Ainsi, le Président Macron a cédé une nouvelle fois, sous couvert d’humanisme, aux injonctions de la Commission européenne. La crainte des critiques de la minorité bien-pensante ainsi que des ONG et de leur propagande idéologique a également son rôle dans cette décision française et cette nouvelle lâcheté gouvernementale.
D’autant que le patronat et une certaine catégorie de la population bobo-progressistes française et européenne ne voient aucun mal à l’arrivée d’une main-d’œuvre malléable à merci (lorsqu’elle est encore en situation irrégulière comme dans le BTP ou la restauration) et sous-payée pour occuper des emplois dont les salaires sont ainsi tirés à la baisse. Comble de bonheur, tels de véritables esclaves modernes, ces nouveaux immigrés peuvent potentiellement agrémenter le quotidien des bourgeois des grandes villes, comme le font déjà les femmes de ménages, les livreurs et les chauffeurs Uber ou encore les agents de sécurité… issus de l’immigration extra-européenne.

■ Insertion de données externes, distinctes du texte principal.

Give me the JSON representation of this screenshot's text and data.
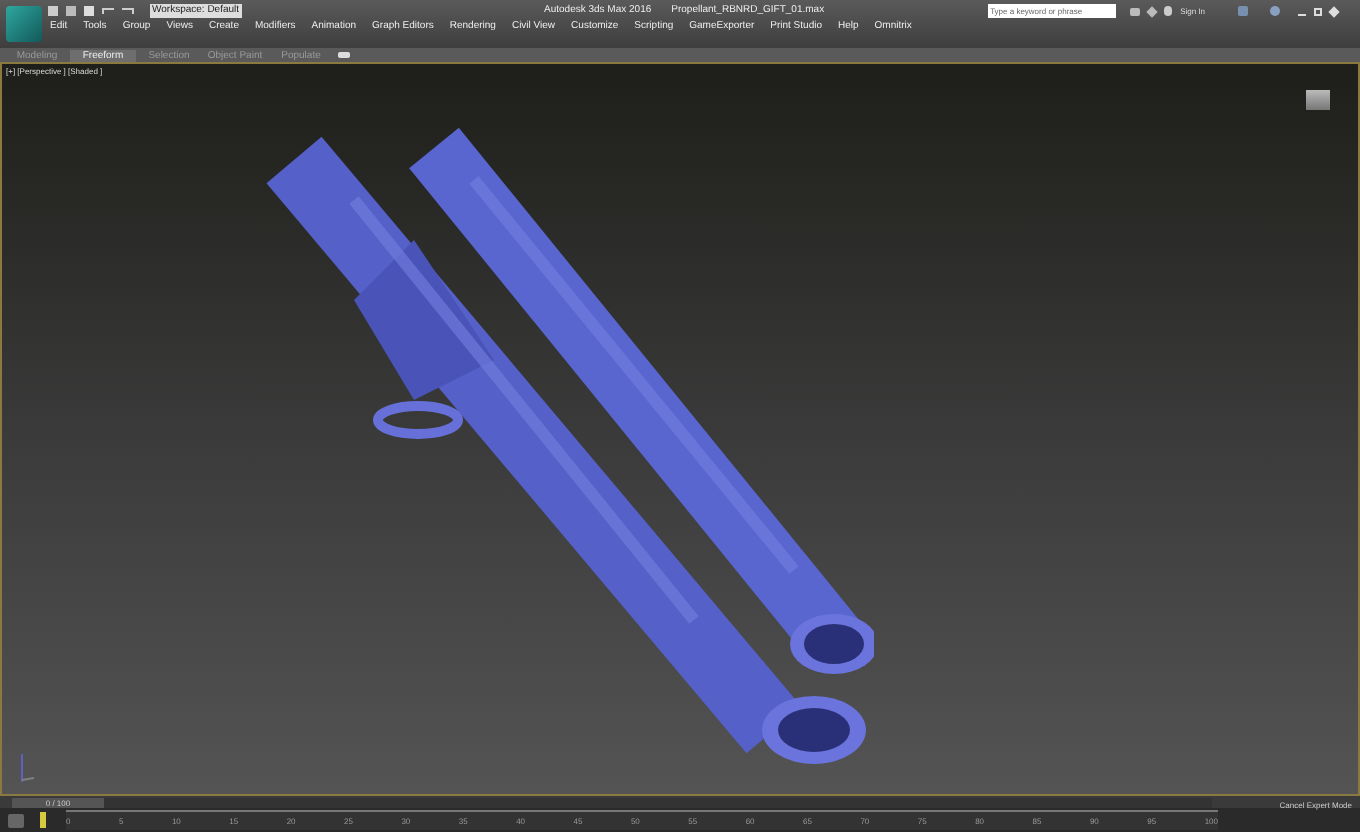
{
  "title_bar": {
    "workspace": "Workspace: Default",
    "app_title": "Autodesk 3ds Max 2016",
    "file_name": "Propellant_RBNRD_GIFT_01.max",
    "search": {
      "placeholder": "Type a keyword or phrase"
    },
    "sign_in": "Sign In"
  },
  "menu": [
    "Edit",
    "Tools",
    "Group",
    "Views",
    "Create",
    "Modifiers",
    "Animation",
    "Graph Editors",
    "Rendering",
    "Civil View",
    "Customize",
    "Scripting",
    "GameExporter",
    "Print Studio",
    "Help"
  ],
  "menu_extra": "Omnitrix",
  "ribbon_tabs": [
    {
      "label": "Modeling",
      "selected": false
    },
    {
      "label": "Freeform",
      "selected": true
    },
    {
      "label": "Selection",
      "selected": false
    },
    {
      "label": "Object Paint",
      "selected": false
    },
    {
      "label": "Populate",
      "selected": false
    }
  ],
  "viewport": {
    "label": "[+] [Perspective ] [Shaded ]"
  },
  "time_slider": {
    "frame": "0 / 100",
    "level": 0
  },
  "timeline": {
    "ticks": [
      "0",
      "5",
      "10",
      "15",
      "20",
      "25",
      "30",
      "35",
      "40",
      "45",
      "50",
      "55",
      "60",
      "65",
      "70",
      "75",
      "80",
      "85",
      "90",
      "95",
      "100"
    ]
  },
  "status": "Cancel Expert Mode"
}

Ceci étant dit, la décision française et cette politique de l’autruche encouragent les ONG à réitérer leurs actions à la limite de la légalité et créent ainsi en Afrique de nouveaux appels à l’émigration. Alors qu’avec ou sans le secours des ONG, certains pauvres bougres tentent leur chance seuls et perdent malheureusement la vie en mer. Ils sont donc aussi les premières victimes de cette politique folle de l’Union européenne qui ne veut pas prendre des mesures fermes sur cette question migratoire et contre ces ONG.
C’est également un message de grande faiblesse qui est encore lancé aux pays du sud de la Méditerranée.
L’immigration, un enjeu géopolitique majeur
Nous ne sommes qu’au début des crises migratoires. Il faut en avoir conscience et arrêter de croire que ce ne sont que quelques dizaines de milliers d’immigrés que nous devrons accueillir. La réalité est beaucoup plus préoccupante et s’inscrit dans l’explosion démographique du continent africain.
C’est un terrible défi géopolitique présent et à venir qui s’expose aux Européens.
Samuel P. Huntington l’avait rappelé dans son Choc des civilisations en 1996 : « La démographie dicte le destin de l’Histoire, les mouvements de population en sont le moteur ».
Bien évidemment, au-delà des fermetures des frontières européennes, ce problème migratoire pourra principalement n’être réglé qu’en amont, c’est-à-dire dans les pays d’Afrique et du Maghreb.
Il faut alors radicalement revoir nos politiques de codéveloppement. Les aides au développement sont encore trop souvent et massivement détournées par la corruption endémique de ces zones. Des solutions existent et fonctionnent pourtant comme la coopération décentralisée.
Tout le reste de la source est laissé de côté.